Since the onset of COVID-19 in March, the way doctors treat patients across the United States has changed numerous times.
In an interview with the Bayonne Community News, Chief Hospital Executive Dr. Vijay Singh described the therapies given to patients admitted to Bayonne Medical Center (BMC).
Frontline therapies include Dexamethasone, Remdesivir, convalescent plasma therapy, IL-6 inhibitors, and ECMO therapy. The same therapies are used at other CarePoint hospitals, including Hoboken University Medical Center and Jersey City’s Christ Hospital.
Singh said that BMC staff has learned how to treat asymptomatic patients.
“We do not have to wait for them to develop respiratory symptoms or a certain level of fever,” Singh said. “We deploy therapies as soon as they come in. We do not wait for them to go to the ICU.”
Timeline for treatment
Hydroxychloroquine, used to treat malaria and lupus, became a household name in April after President Trump repeatedly promoted it. At the onset of the pandemic, the drug was given to BMC patients.
While Trump had peddled the drug, some officials have said that the downsides of Hydroxychloroquine are too great to ignore, including irregular heart rates that increase the risk of a potentially fatal heart arrhythmia.
By May, a new drug was commonplace that proved effective: Remdesivir. As Hyrdroxychloroquine fell out of use, Remdesivir and other therapies became the go-to treatment.
IL-6 inhibitors including Actemera are also used. IL-6 inhibitors work to stop the cytokine storm created by the virus.
A cytokine storm occurs when the virus activates the proteins lining the blood vessels and turns them against the body.

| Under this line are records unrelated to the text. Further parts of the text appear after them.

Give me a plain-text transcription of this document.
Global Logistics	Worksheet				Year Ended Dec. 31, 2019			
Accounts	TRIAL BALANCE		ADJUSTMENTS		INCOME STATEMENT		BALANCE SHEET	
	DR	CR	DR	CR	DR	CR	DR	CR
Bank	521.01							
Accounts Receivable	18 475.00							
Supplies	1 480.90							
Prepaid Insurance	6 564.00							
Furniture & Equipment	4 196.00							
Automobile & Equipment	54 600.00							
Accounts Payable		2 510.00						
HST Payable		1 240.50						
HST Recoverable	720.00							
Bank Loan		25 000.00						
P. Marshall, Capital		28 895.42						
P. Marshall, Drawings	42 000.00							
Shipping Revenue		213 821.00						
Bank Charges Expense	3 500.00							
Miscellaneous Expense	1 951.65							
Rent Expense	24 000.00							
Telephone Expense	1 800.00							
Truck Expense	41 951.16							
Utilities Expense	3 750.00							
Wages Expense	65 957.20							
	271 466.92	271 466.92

This reaction causes inflammation, swelling vessels, blood clots, and loss of lining in the lungs. Stopping the cytokine storm allows the removal of ventilators.
Convalescent plasma therapy involves the distribution of collected COVID-19 survivor blood plasma containing antibodies that can overcome the virus.
For the most compromised patients, Extracorporal Membrane Oxygenation (ECMO) therapy treats respiratory failure. ECMO serves as an “external lung” bypassing the failing lungs.
According to Singh, Dexamethasone, a steroid that treats inflammation, is commonly given to asymptomatic patients.
It also combats the cytokine storm. The protocol has changed in recent months from fighting the cytokine storm, to preventing it. Singh said therapies are given earlier rather than later to prevent the cytokine storm which can cause pneumonia, or fluid in the lungs.
Once fluid in the lungs is present, more serious therapies such as Remdesivir are used. However, Singh said that more often than not, patients will receive both medications when they are admitted.
He said that there has also been a lot of talk about monoclonal antibodies, a stem cell therapy, used to treat Trump when he contracted COVID-19.
Singh said BMC has developed a relationship with Holy Name Medical Center, the only hospital in New Jersey offering such therapies, including Regeneron and monoclonal antibody therapy.
“That collaboration helps because, while all the community hospitals like us offer every frontline treatment, there could be a potential patient who might benefit and qualify for those investigational therapies,” Singh said. “And we have access to that as well.”
While COVID-19 cases continue to increase in Bayonne, albeit slowly, hospitalizations at BMC remain low. If there is another virus surge, BMC is prepared.